Cette humanité –surprise de renversement de l’incivisme d’Etat n’a pas réussi à tirer un voile sur l’histoire du fils du « Timonier », la ligne de son parcours terrifiant, son inclination particulière pour les faux-serments, sa foi en l’achat de consciences et son fainéantisme d’engagement. Ramollir toutes les adversités contre l’usurpation du pouvoir, casser les résistances qui le met dans une situation d’ennui, voilà l’enjeu d’une trouvaille princière pour un règne normalisé.

Toutes nos fréquentations, toutes nos constructions de la vie sociale, toutes nos alliances affectives, économiques, politiques ont absolument besoin de quelque confiance. Ceux qui sont totalement indignes de confiance passent leur temps à vivre d’un écran d’artifices, inventant des grelots assourdissants pour s’allier des regards, une estime. Mais, dans le mépris et la distanciation, ils s’éteignent de leurs agitations à mesure que s’écoule l’instant de leur tapage.

Ceux qui par aventure mesurée ont cru devoir tenter l’expérience d’un accommodement à une sollicitation obscure pour répondre à cette pourriture fascinante « Togo Réussites Diaspora » quoique infimes qu’ils fussent, devraient plutôt s’inquiéter du charme du régime nébuleux, rapace et prédateur qui joue sur la vigilance relâchée de ceux qui lui prêtent le flanc.

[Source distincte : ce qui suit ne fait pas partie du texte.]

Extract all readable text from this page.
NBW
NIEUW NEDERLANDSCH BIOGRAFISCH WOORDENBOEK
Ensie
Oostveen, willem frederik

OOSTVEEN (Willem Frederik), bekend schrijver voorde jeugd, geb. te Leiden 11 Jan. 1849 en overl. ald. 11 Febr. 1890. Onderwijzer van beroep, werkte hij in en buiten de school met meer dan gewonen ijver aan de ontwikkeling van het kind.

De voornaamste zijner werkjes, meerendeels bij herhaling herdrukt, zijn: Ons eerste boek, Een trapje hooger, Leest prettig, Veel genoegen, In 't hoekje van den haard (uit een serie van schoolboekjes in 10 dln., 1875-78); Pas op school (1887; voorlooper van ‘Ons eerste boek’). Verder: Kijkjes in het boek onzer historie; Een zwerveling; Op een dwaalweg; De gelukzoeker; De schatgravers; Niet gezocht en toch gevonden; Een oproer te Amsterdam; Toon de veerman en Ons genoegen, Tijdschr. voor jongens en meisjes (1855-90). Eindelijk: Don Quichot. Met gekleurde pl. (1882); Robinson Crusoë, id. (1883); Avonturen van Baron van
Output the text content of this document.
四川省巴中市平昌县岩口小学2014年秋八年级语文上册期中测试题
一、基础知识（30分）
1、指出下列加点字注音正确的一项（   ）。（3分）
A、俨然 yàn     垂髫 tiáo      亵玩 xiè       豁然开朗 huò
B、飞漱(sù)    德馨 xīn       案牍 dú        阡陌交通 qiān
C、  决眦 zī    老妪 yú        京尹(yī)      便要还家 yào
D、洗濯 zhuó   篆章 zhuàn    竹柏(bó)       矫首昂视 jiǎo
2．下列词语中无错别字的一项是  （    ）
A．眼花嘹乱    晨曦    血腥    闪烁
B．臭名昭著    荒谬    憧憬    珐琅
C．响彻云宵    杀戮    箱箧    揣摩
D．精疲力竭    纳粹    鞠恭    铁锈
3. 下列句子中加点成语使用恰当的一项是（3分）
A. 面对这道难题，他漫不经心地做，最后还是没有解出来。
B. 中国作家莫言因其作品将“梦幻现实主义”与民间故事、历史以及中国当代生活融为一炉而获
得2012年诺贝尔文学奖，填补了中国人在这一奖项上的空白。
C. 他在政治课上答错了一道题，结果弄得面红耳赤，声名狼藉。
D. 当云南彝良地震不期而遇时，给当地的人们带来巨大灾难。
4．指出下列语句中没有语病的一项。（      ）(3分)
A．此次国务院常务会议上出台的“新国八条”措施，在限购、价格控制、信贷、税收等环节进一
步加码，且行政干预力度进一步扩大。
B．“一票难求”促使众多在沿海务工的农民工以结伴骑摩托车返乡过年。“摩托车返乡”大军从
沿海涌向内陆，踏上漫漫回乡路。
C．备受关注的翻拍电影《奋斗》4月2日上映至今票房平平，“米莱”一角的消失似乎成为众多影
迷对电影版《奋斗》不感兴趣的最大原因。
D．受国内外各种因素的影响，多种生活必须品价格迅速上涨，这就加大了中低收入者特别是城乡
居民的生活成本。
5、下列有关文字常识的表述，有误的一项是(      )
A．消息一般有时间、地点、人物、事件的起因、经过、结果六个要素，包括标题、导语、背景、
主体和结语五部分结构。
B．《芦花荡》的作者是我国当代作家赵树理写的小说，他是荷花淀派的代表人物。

Faure Gnassingbé a parfaitement conscience des entailles profondes qu’il laisse dans le coeur des Togolais. Comme il a brisé l’Union des Forces du Changement (UFC), il a concocté un plan de fascination pour ramollir des rancœurs flambées de l’extérieur qui se sont manifestées bruyamment contre un troisième mandat volé.

Le terrorisme électoral au Togo est mis au mât davantage par nos compatriotes de l’étranger, plus voyants dans l’exposition du drame électoral à la face du monde. Le « petit » est dans une rêverie morbide d’éternité au pouvoir. il tente de construire des soutiens de rassemblement autour d’un trône pour lequel, il est prêt à faire n’importe quoi, pourvu qu’il parvienne à se maintenir dans cet objectif. Il sait que le réveil durable des peuples se mène par les élites. D’où, face à la diaspora, un combat de décapitation sournoise est maintenant engagé. Il pense qu’on peut tout obtenir par la corruption active, passive ou par la brutalité fauve. Il peut encore jouer au chat, dans ce bidule « Togo Réussites Diaspora », qui ne caresse personne, mais qui se caresse à nous.

Quand on est d’une certaine qualité d’intelligence, on est toujours en révolte contre l’injustice, l’immoralité, le blasphème de la vie humaine. Une charité de reconnaissance et de célébration du mérite en gisant dans les pourritures du crime, du viol, du vol, de l’usurpation est le grand paradoxe qui nous éveille à la lucidité. Comme André Suares dans « Le Voyage du condottière », nous pensons que : « C’est aux hommes de ressembler à leurs portraits quand ils sont admirables ».